Siempre de la mano del río Curueño, paramos en Valdeteja y Lugueros, dos pequeños lugares llenos de encanto y enmarcados por montañas y hermosos puentes sobre el río. Nuevamente no fuimos fuertes, y no nos resistimos al clarete y a las tapas. No encontramos ninguna razón para hacerlo.

Después de comer abundante y casero en Boñar, pasamos la tarde entre píos y ladridos. Allí, en aquella granja urbana, viven varias decenas de aves entre gallinas, patos, ocas, bien alimentadas, y controladas estrechamente por un amigo de cuatro patas, inagotable, cuyo inmenso cariño y extraordinaria capacidad saltarina estuvo a punto de dar con nuestros huesos en el suelo. Lo pasamos verdaderamente bien.

Para terminar la jornada nos acercamos a Adrados, un pequeño pueblecito donde admiramos una casa rural muy aconsejable como alojamiento y punto de partida para las inexcusables excursiones por la comarca. Bastante fotogénico, por cierto.

Vicios divertidos

No puedo terminar este relato sin referirme a otra de las constantes de viaje. Ya he hablado del clarete, las montañas, el agua del río, los pueblos, etc., pero llegada la noche se imponía el juego de cartas. Para la Real Academia el término vicio tiene varias acepciones, entre ellas están: “falta de rectitud o defecto moral en las acciones” y “gusto especial o demasiado apetito de algo, que incita a usarlo frecuentemente y con exceso”. Es obvio que la segunda es la que más se corresponde con lo que ocurría. Ninguna inmoralidad, desde luego. No hacía falta ni hablarlo. Sólo unas miradas y todo estaba listo, la mesa dispuesta y, ¡a jugar! Unas risas, sorpresas del juego, algún inocente cabreo, todo acompañado de cerveza fresquita (Manila, por ejemplo) y alguna persona con empacho de golosinas. ¡Vaya sentadas!
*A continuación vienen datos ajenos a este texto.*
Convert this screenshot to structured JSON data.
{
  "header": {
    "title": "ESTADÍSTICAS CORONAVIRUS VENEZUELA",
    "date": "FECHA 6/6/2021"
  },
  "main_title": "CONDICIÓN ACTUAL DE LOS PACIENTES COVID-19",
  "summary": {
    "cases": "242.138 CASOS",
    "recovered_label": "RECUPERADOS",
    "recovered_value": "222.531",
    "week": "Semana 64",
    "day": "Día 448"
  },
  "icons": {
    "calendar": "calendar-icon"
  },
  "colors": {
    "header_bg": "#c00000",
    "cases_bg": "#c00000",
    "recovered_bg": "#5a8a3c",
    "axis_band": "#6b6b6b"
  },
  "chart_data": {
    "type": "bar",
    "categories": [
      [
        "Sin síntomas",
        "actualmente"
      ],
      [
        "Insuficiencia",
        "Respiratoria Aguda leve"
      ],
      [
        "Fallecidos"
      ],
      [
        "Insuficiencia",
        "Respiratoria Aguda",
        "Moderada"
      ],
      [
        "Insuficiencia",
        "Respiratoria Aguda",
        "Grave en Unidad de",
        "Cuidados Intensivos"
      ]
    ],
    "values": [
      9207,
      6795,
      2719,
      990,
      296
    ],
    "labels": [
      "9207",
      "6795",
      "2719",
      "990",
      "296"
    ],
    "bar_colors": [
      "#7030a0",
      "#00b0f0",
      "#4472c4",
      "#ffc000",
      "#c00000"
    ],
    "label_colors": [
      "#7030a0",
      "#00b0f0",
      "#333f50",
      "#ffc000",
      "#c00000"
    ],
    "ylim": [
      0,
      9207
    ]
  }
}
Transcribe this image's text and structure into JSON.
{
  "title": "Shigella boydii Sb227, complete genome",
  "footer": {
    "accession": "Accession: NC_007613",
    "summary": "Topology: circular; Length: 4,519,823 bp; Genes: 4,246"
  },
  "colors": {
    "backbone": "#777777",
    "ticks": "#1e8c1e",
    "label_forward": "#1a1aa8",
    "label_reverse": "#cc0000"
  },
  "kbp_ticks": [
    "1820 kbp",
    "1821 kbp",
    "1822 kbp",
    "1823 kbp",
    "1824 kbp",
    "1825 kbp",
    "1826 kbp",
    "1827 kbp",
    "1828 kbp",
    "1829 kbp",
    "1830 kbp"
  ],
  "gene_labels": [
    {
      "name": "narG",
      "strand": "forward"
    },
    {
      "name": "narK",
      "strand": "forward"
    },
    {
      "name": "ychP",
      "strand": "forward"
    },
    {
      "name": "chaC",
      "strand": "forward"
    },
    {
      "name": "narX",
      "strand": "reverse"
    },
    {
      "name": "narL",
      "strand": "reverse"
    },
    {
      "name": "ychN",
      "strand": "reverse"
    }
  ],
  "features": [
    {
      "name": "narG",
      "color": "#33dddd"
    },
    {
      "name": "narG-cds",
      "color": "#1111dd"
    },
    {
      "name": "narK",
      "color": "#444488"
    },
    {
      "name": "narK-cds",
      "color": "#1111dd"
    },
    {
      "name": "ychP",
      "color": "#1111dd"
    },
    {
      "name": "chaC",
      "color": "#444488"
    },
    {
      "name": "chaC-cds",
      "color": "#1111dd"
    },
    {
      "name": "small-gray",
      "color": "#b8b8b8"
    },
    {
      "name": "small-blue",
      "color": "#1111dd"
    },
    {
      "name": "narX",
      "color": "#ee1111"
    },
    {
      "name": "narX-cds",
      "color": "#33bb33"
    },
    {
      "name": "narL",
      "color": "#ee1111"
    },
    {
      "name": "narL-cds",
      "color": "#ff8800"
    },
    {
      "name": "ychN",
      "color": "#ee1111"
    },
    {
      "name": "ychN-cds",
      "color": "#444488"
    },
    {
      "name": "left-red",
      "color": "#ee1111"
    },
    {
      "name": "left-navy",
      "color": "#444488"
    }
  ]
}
En fin, cuatro días como cuatro soles. Plenos de tranquilidad, sin prisa alguna. Es una suerte tener anfitriones que te enseñen unos parajes que afortunadamente son todavía muy desconocidos y que están lo suficientemente alejados de la masa turística que lo invade y degrada todo. Ojalá sea así por muchos años.

Nos conjuramos para volver en breve de la mano del Porma, a visitar otros pueblos y paisajes, a conocer otras leyendas, a degustar otros manjares, o a descubrir tesoros escondidos.